Dabei werden hintereinander erst 100m, dann 1000m und schließlich 10000m gelaufen. Das finde ich wirklich reizvoll und fordernd. Leider gibt es das zur Zeit nur in Norddeutschland und dafür extra 700 KM reisen....
Morgen steht ein Lauf im 5.40er Tempo über ca. 15-18KM an.

Mittwoch, 4. November 2009

04.11.2009

Heute der zweite Tag mit Greif Training.
Es war das gleiche Programm wie gestern angesagt.
13 KM Distanz, Tempo zwischen 5.50 und 5.30 pro KM und 5 kleine Steigerungen à 100 Meter, damit keine Langeweile aufkommt.
Genau wie gestern startete ich um 5.15 Uhr. Auf Grund des Wetters fiel es mir etwas schwerer. Es war mit ca. 10 Grad zwar wärmer als gestern, auch trocken, aber durch den nächtlichen Regen befanden sich Pfützen und Wasserlachen auf der Strecke und darüber hinaus blies zeitweise ein böiger Wind.
Trotzdem habe ich das Pensum locker gehalten und nach 74 Minuten den Lauf beendet.
Morgen ist Lauf - Ruhetag.
Voraussichtlich geht es zu McFit.

Dienstag, 3. November 2009

Greif - Tag 1

Bin heute den ersten Tag nach Greif - Plan gelaufen.
13 KM in 01:14:06.
Das durchschnittliche Tempo von 6.00 auf 05.50 auf 05.40 und schließlich auf 05.30 Minuten pro KM.
5 kleine Steigerungen eingebaut, die eine Tempoverschärfung beinhalteten und jeweils auf etwa 100 Meter zu laufen waren.
Dabei galt es aber, sich in keinem Fall ernsthaft zu verausgaben.
Durchschnittliche Herzfrequenz etwa bei 135.
Gut, dass ich meine Garmin habe und natürlich für die Frühläufer erforderlich - meine kleine Taschenlampe.
Für den Rest der Woche sieht das Programm ähnlich aus.

Sonntag, 1. November 2009

Fahrtenspiel

Ich habe heute mal etwas variiert.
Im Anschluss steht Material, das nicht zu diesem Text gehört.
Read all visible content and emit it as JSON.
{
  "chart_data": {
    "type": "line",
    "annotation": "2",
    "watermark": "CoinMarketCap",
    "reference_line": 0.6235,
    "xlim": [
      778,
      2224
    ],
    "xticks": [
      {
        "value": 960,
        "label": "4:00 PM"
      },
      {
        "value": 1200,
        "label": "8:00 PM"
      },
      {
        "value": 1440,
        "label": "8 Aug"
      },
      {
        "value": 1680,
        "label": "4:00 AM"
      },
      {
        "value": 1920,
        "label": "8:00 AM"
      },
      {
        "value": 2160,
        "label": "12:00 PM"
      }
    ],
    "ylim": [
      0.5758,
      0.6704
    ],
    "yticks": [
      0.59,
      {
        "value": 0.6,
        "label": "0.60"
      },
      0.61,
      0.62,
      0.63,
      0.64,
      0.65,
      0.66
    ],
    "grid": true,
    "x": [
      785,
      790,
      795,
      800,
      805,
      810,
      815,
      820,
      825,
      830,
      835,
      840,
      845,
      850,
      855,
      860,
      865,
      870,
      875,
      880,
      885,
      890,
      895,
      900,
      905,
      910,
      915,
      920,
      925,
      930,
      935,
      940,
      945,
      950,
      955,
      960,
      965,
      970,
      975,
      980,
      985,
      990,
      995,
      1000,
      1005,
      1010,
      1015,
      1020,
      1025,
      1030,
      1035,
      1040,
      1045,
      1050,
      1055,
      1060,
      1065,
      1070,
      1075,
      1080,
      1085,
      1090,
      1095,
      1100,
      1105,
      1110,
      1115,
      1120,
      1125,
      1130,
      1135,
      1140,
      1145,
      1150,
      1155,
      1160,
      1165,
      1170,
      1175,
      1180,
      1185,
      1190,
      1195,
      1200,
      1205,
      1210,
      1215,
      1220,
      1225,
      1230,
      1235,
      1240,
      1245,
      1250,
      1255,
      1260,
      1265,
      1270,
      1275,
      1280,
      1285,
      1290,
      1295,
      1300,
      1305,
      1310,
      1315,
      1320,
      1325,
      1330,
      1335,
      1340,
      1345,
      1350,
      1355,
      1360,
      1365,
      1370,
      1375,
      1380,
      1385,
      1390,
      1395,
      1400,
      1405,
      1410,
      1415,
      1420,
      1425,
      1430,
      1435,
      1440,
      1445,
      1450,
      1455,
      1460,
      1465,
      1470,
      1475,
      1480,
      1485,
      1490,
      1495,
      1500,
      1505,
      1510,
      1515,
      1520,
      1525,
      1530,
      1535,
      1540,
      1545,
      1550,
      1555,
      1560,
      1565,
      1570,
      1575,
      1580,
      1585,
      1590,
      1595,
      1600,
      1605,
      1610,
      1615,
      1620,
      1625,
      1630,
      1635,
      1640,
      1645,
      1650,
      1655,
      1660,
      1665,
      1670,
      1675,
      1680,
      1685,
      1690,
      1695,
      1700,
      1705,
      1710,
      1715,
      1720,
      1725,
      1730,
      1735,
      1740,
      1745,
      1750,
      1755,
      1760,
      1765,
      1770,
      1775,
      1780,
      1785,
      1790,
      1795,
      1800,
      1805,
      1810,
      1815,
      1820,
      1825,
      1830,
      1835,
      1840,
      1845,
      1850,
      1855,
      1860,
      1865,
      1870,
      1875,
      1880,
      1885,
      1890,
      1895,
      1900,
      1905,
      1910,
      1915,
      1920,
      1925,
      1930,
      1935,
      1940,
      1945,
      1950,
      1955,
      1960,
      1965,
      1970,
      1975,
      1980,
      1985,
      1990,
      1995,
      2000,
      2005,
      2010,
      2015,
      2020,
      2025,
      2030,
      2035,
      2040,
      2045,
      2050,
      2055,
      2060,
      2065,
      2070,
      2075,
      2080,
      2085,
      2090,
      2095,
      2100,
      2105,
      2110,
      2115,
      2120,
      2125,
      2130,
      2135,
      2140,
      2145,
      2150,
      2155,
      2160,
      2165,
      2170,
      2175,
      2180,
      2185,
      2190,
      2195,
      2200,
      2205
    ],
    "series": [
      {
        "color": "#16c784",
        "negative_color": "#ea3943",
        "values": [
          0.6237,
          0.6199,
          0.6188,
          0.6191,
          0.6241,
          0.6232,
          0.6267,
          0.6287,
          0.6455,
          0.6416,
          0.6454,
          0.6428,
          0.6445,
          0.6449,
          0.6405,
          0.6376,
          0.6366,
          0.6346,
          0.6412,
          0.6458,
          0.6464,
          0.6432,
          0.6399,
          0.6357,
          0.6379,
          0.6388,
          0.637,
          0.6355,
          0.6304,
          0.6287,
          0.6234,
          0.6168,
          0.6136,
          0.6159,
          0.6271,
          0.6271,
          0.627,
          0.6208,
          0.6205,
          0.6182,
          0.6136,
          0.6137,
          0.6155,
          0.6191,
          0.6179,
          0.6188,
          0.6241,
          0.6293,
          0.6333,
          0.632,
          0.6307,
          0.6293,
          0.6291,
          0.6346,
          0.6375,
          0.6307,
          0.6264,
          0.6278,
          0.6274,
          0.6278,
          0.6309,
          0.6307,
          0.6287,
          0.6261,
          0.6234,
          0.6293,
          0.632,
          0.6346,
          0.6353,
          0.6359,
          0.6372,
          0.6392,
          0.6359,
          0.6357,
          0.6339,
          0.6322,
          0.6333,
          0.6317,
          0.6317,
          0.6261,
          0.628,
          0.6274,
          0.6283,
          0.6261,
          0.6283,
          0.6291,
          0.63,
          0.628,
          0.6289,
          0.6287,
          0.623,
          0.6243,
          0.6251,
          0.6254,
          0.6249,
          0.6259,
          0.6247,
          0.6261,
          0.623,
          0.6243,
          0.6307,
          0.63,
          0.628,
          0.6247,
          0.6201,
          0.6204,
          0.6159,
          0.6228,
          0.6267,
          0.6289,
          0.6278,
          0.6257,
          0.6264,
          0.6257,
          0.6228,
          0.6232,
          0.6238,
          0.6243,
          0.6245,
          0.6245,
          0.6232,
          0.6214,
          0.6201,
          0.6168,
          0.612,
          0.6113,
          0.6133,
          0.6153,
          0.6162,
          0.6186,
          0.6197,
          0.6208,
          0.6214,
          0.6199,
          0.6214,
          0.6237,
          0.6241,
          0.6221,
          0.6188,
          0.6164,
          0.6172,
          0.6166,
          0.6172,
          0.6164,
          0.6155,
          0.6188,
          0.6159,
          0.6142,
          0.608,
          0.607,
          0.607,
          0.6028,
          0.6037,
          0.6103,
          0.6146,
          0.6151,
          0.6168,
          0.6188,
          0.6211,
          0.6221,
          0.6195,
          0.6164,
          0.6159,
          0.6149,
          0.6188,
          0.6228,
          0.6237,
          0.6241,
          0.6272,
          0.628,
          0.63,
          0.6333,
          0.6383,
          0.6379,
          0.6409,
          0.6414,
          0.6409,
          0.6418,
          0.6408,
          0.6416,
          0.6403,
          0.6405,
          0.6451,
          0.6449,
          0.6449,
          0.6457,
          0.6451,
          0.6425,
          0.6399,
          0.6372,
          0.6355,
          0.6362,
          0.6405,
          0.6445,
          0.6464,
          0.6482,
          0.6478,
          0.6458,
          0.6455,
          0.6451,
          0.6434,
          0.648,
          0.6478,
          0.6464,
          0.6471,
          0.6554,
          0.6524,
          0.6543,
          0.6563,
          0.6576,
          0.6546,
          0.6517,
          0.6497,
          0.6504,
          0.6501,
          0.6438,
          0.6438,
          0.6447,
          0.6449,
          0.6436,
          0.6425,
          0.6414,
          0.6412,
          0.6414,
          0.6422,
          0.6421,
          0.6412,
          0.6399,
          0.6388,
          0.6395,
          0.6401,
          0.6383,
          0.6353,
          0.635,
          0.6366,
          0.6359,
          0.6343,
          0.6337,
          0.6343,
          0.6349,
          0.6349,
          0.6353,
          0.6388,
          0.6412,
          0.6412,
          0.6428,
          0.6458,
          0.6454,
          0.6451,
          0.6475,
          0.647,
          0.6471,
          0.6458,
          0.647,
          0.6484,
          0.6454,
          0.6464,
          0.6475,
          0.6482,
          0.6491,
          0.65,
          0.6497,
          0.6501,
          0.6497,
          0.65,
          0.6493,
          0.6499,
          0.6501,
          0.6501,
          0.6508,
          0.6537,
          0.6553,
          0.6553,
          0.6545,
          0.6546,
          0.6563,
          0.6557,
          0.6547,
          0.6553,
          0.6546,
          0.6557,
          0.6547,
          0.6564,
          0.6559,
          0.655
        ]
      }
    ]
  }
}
Statt des langen Laufes habe ich mich dieses Mal mit einem 15er begnügt, diesen dafür aber abwechslungsreich gestaltet.
Morgens um 7.00 Uhr ging es los bei 3 Grad und klarem Himmel. Wunderschön trocken und v.a. windstill.
Die ersten 4 KM bin ich locker im 6er Tempo gelaufen.
Danach ging es immer wieder abwechselnd

- 1000 Meter im Tempo von 4.30 - 5.10 und
- 1000 Meter im Tempo von 5.30 - 6.20

Den letzten KM habe ich dann austrudeln lassen.

Hat richtig Spaß gemacht. Morgen starte ich dann mit dem Greif - Training, wobei der Plan für die ersten 2 Wochen ein recht relaxtes Laufen vorsieht und erst dann härter wird.
Morgen stehen dann 13 KM im 5.50er Tempo an.